Dominic Vitucci Jr., chief executive of Vitco Inc., a family-owned maker of lawn and garden supplies, tubes and auto parts, said prices for steel have jumped 50 percent since the beginning of the year.
"There's just no relief" from the steel price hikes, Vitucci said. Raw material and fuel prices are going up too.
In the past, Vitco bought as much as 20 percent of its steel from foreign suppliers. Today, there is virtually no foreign steel to be found.
"Right now I am 100 percent domestic sourced," Vitucci said. "There are no foreign sources coming in."
Vitucci used to think the prices would begin sliding back by mid-year. Not anymore. Now he is raising prices each time his steel costs increase. "What are you going to do? You either have to stop making your product, or pass prices along," Vitucci said. "I'd like to stop gas prices from rising, too, but I just can't."
Sandra Westlund-Deenihan, president of Quality Float Works Inc., said her company has tried to adapt by eliminating inefficiencies in manufacturing of the spherical steel products used for everything from measuring the level of liquids to storing high-pressure gases.
"The cost of raw materials has affected our bottom line," she said.
Quality Float's most effective response: selling more aggressively overseas, where the weak dollar gives it a competitive advantage. Foreign sales will comprise 20 percent of its business this year, up from 3 percent in 2003.
The relatively flush times for Indiana's steel mills come as the industry is in the midst of bargaining with steelworkers. For the first time in memory the unions believe they have a relatively strong bargaining position, going up against an industry that is faring relatively well, thanks in large part to productivity gains made possible by union concessions over the years.
In 1980, 4.8 employees were needed to produce 1,000 tons of steel.
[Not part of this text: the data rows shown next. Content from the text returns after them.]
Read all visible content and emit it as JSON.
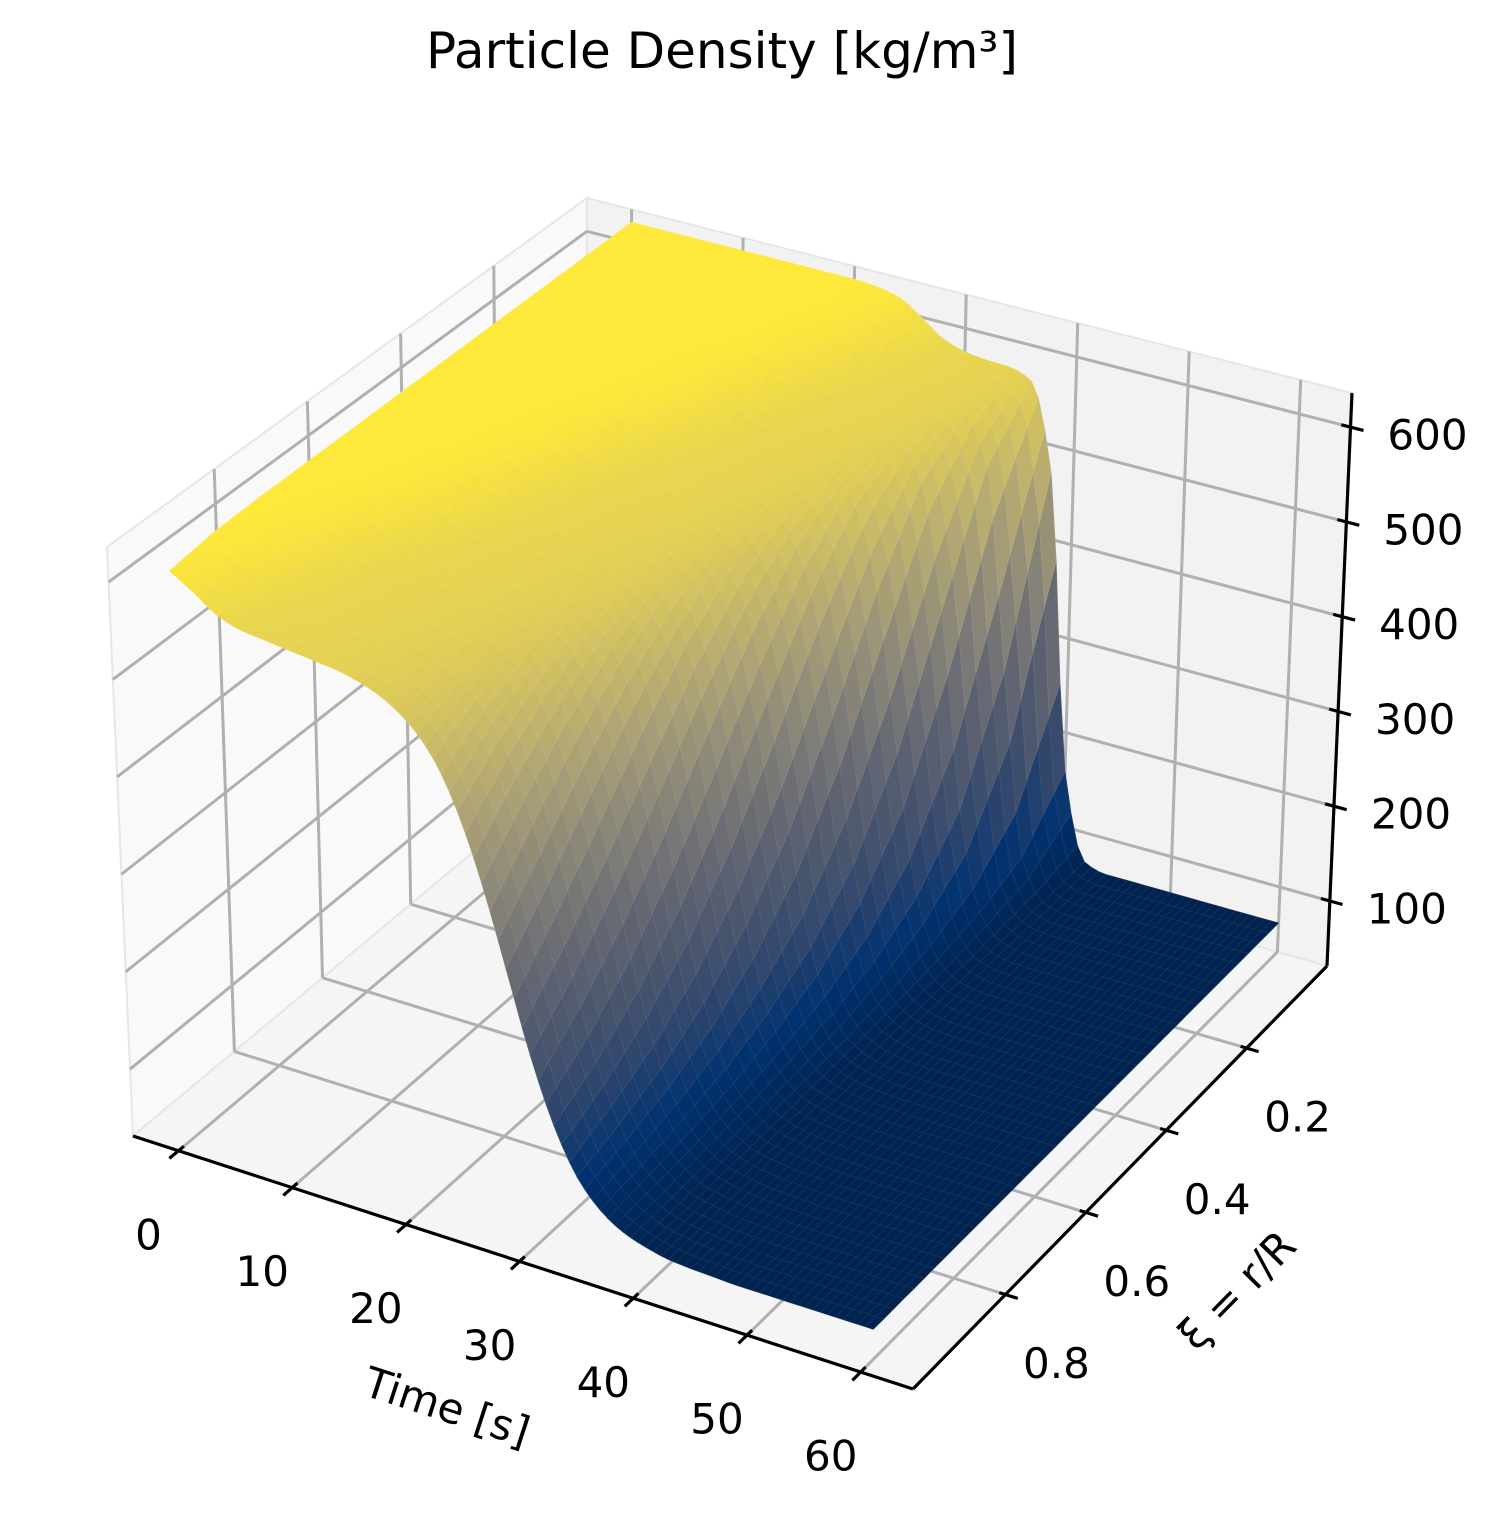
{
  "chart_data": {
    "type": "surface",
    "title": "Particle Density [kg/m³]",
    "xlabel": "Time [s]",
    "ylabel": "ξ = r/R",
    "zlabel": "",
    "colormap": "cividis",
    "x_ticks": [
      0,
      10,
      20,
      30,
      40,
      50,
      60
    ],
    "x_tick_labels": [
      "0",
      "10",
      "20",
      "30",
      "40",
      "50",
      "60"
    ],
    "y_ticks": [
      0.2,
      0.4,
      0.6,
      0.8
    ],
    "y_tick_labels": [
      "0.2",
      "0.4",
      "0.6",
      "0.8"
    ],
    "z_ticks": [
      100,
      200,
      300,
      400,
      500,
      600
    ],
    "z_tick_labels": [
      "100",
      "200",
      "300",
      "400",
      "500",
      "600"
    ],
    "xlim": [
      -4,
      64.6
    ],
    "ylim": [
      0,
      1.03
    ],
    "zlim": [
      31.4,
      636
    ],
    "grid": true,
    "x": [
      0,
      2,
      4,
      6,
      8,
      10,
      12,
      14,
      16,
      18,
      20,
      22,
      24,
      26,
      28,
      30,
      32,
      34,
      36,
      38,
      40,
      42,
      44,
      46,
      48,
      50,
      52,
      54,
      56,
      58,
      60
    ],
    "y": [
      0.0,
      0.1,
      0.2,
      0.3,
      0.4,
      0.5,
      0.6,
      0.7,
      0.8,
      0.9,
      1.0
    ],
    "z": [
      [
        622,
        622,
        622,
        622,
        622,
        622,
        622,
        622,
        622,
        622,
        622,
        620,
        615,
        600,
        583,
        575,
        572,
        571,
        562,
        470,
        159,
        69,
        62,
        62,
        62,
        62,
        62,
        62,
        62,
        62,
        62
      ],
      [
        622,
        622,
        622,
        622,
        622,
        622,
        622,
        622,
        622,
        622,
        620,
        613,
        596,
        581,
        575,
        572,
        569,
        560,
        509,
        300,
        109,
        68,
        62,
        62,
        62,
        62,
        62,
        62,
        62,
        62,
        62
      ],
      [
        622,
        622,
        622,
        622,
        622,
        622,
        622,
        622,
        621,
        619,
        610,
        592,
        579,
        574,
        572,
        568,
        560,
        526,
        397,
        194,
        92,
        68,
        63,
        62,
        62,
        62,
        62,
        62,
        62,
        62,
        62
      ],
      [
        622,
        622,
        622,
        622,
        622,
        622,
        622,
        621,
        618,
        607,
        588,
        577,
        573,
        571,
        568,
        560,
        534,
        450,
        285,
        143,
        84,
        67,
        63,
        62,
        62,
        62,
        62,
        62,
        62,
        62,
        62
      ],
      [
        622,
        622,
        622,
        622,
        622,
        622,
        621,
        617,
        603,
        585,
        576,
        573,
        570,
        567,
        559,
        538,
        480,
        358,
        210,
        116,
        79,
        67,
        63,
        62,
        62,
        62,
        62,
        62,
        62,
        62,
        62
      ],
      [
        622,
        622,
        622,
        622,
        622,
        620,
        615,
        600,
        583,
        575,
        572,
        570,
        566,
        559,
        541,
        498,
        408,
        278,
        164,
        102,
        76,
        67,
        63,
        62,
        62,
        62,
        62,
        62,
        62,
        62,
        62
      ],
      [
        622,
        622,
        622,
        622,
        620,
        613,
        596,
        581,
        575,
        572,
        569,
        565,
        559,
        543,
        510,
        442,
        335,
        220,
        137,
        94,
        74,
        67,
        64,
        63,
        62,
        62,
        62,
        62,
        62,
        62,
        62
      ],
      [
        622,
        622,
        621,
        619,
        610,
        592,
        579,
        574,
        571,
        568,
        565,
        558,
        545,
        517,
        466,
        379,
        273,
        179,
        119,
        88,
        73,
        67,
        64,
        63,
        62,
        62,
        62,
        62,
        62,
        62,
        62
      ],
      [
        622,
        621,
        618,
        607,
        588,
        577,
        573,
        570,
        568,
        564,
        557,
        546,
        523,
        481,
        413,
        320,
        225,
        152,
        108,
        84,
        72,
        67,
        64,
        63,
        62,
        62,
        62,
        62,
        62,
        62,
        62
      ],
      [
        621,
        617,
        603,
        585,
        576,
        572,
        570,
        567,
        563,
        557,
        546,
        527,
        493,
        437,
        359,
        270,
        190,
        134,
        100,
        81,
        71,
        67,
        64,
        63,
        62,
        62,
        62,
        62,
        62,
        62,
        62
      ],
      [
        615,
        600,
        583,
        575,
        572,
        569,
        566,
        563,
        557,
        547,
        530,
        502,
        455,
        389,
        309,
        229,
        165,
        120,
        94,
        79,
        71,
        66,
        64,
        63,
        62,
        62,
        62,
        62,
        62,
        62,
        62
      ]
    ]
  },
  "style": {
    "background": "#ffffff",
    "pane_left": "#f9f9f9",
    "pane_right": "#f2f2f2",
    "pane_floor": "#f5f5f5",
    "pane_edge": "#e6e6e6",
    "gridline": "#b0b0b0",
    "axis_line": "#000000",
    "text": "#000000",
    "colormap_stops": [
      "#00224e",
      "#00326f",
      "#2e456d",
      "#4a566d",
      "#626572",
      "#7b7a77",
      "#958f78",
      "#afa574",
      "#cabb67",
      "#e5d152",
      "#fee838"
    ]
  }
}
Last year only 1.2 employees were needed to ship 1,000 tons, according to figures from the American Iron and Steel Institute.
"We helped make them successful with all the changes we've agreed to over the years," said Jim Robinson, director of District 7 of the United Steelworkers of America. "Now it's time for us to get to share in that success."
The Help Wanted signs will be up for a while, Robinson said. Beyond the increases in production, the industry also will have to adjust to a significant number of retirements over the next few years.
"There is a major generational turnover in progress, and it's going to speed up," Robinson said.